One of the most useful ships in your fleet, however, is totally unarmed and has a far more devious use. The salvage corvette’s job is to capture enemy ships. When given a target, the salvagers will clamp onto it and try to forcibly drag it back to the mothership. The larger the vessel, the more salvagers you need to grab it. If they are destroyed, the target will break free. If however they successfully bring the ship home, it is added to your fleet.

First, however, you must take steps to ensure that the salvagers survive. They’re slow and fragile, and won’t last long if they come under attack. Usually the best tactic is to keep the enemy distracted. Before you try and capture some ships, send in disposable scout fighters to harass them first. The enemy AI can be rather single minded, focussing entirely on destroying the first ship that it sees. So your targets should, hopefully, keep firing on your scouts and ignore the incoming salvagers.

Trying to grab a frigate.

The immediate benefit of capturing ships instead of destroying them is obvious enough – not only does the enemy have one less ship, but you have one more. Even if a few salvagers are lost, their sacrifice is worthwhile it if you claimed a something valuable like a destroyer in the process. If you actually don’t even need the ship for whatever reason, it can be scrapped for resources to build something you prefer.

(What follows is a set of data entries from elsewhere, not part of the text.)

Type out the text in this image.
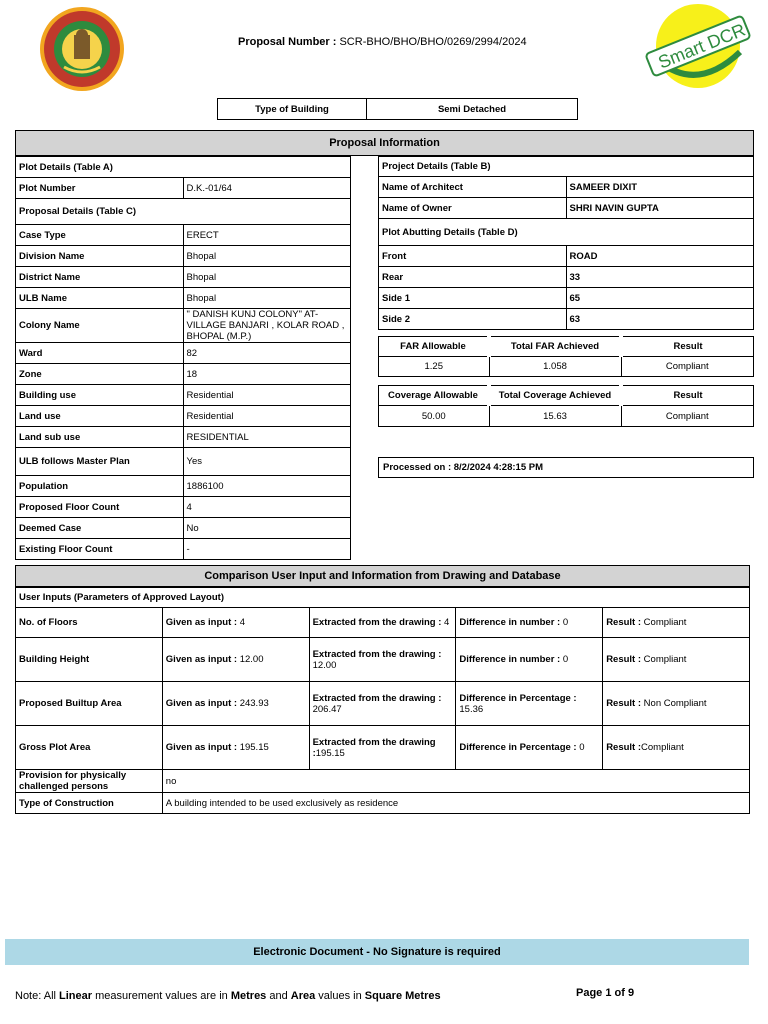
Proposal Number : SCR-BHO/BHO/BHO/0269/2994/2024	Smart DCR
Type of Building	Semi Detached
Proposal Information
Plot Details (Table A)	
Plot Number	D.K.-01/64
Proposal Details (Table C)	
Case Type	ERECT
Division Name	Bhopal
District Name	Bhopal
ULB Name	Bhopal
Colony Name	" DANISH KUNJ COLONY" AT- VILLAGE BANJARI , KOLAR ROAD , BHOPAL (M.P.)
Ward	82
Zone	18
Building use	Residential
Land use	Residential
Land sub use	RESIDENTIAL
ULB follows Master Plan	Yes
Population	1886100
Proposed Floor Count	4
Deemed Case	No
Existing Floor Count	-
Project Details (Table B)	
Name of Architect	SAMEER DIXIT
Name of Owner	SHRI NAVIN GUPTA
Plot Abutting Details (Table D)	
Front	ROAD
Rear	33
Side 1	65
Side 2	63
FAR Allowable	Total FAR Achieved	Result
1.25	1.058	Compliant
Coverage Allowable	Total Coverage Achieved	Result
50.00	15.63	Compliant
Processed on : 8/2/2024 4:28:15 PM
Comparison User Input and Information from Drawing and Database
User Inputs (Parameters of Approved Layout)				
No. of Floors	Given as input : 4	Extracted from the drawing : 4	Difference in number : 0	Result : Compliant
Building Height	Given as input : 12.00	Extracted from the drawing : 12.00	Difference in number : 0	Result : Compliant
Proposed Builtup Area	Given as input : 243.93	Extracted from the drawing : 206.47	Difference in Percentage : 15.36	Result : Non Compliant
Gross Plot Area	Given as input : 195.15	Extracted from the drawing :195.15	Difference in Percentage : 0	Result :Compliant
Provision for physically challenged persons	no			
Type of Construction	A building intended to be used exclusively as residence			
Electronic Document - No Signature is required
Note: All Linear measurement values are in Metres and Area values in Square Metres	Page 1 of 9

There are a few more perks – you can gain some types of vessel before your Mothership can build them, by stealing them from the enemy. You can even get a mighty heavy cruiser a mission or two early. It’s also the only way to obtain some ships that you can’t build at all, like the ridiculously over-gunned Kadeshi frigates.

The most important reason to use salvagers though, is simply to maximise the size of your fleet. Even if you’re overflowing with resources, there’s a hard cap on how many ships you can build. However, the game imposes no limits on the number of ships you can capture. Everything you see can in theory be added to your fleet, if the salvagers can survive their attempt to capture it.

If you at all appreciate the value of this humble, utilitarian little corvette, you will see chances to use it in every battle. You learn to quickly scan any presented enemy and think, what can I capture here, and what’s too going to be too much trouble?

So then fighters aren’t worth the effort, they’re too fast to capture and cheap to build anyway. Frigates are often a worthwhile target though. If a block of half a dozen come along, there’s no reason to not grab at least a couple. Your top priority is any heavy warship that is alone or only lightly escorted. Its heavy weapons will serve you well.

If you find yourself in pitched battle with a large fleet of multiple ship types, it’s not realistically possible to capture everything that you’re facing. So your objective should be, isolating the targets of greatest value. Divide the enemy, keep them distracted, destroy their less important ships. Then it should be safe to send in the salvagers.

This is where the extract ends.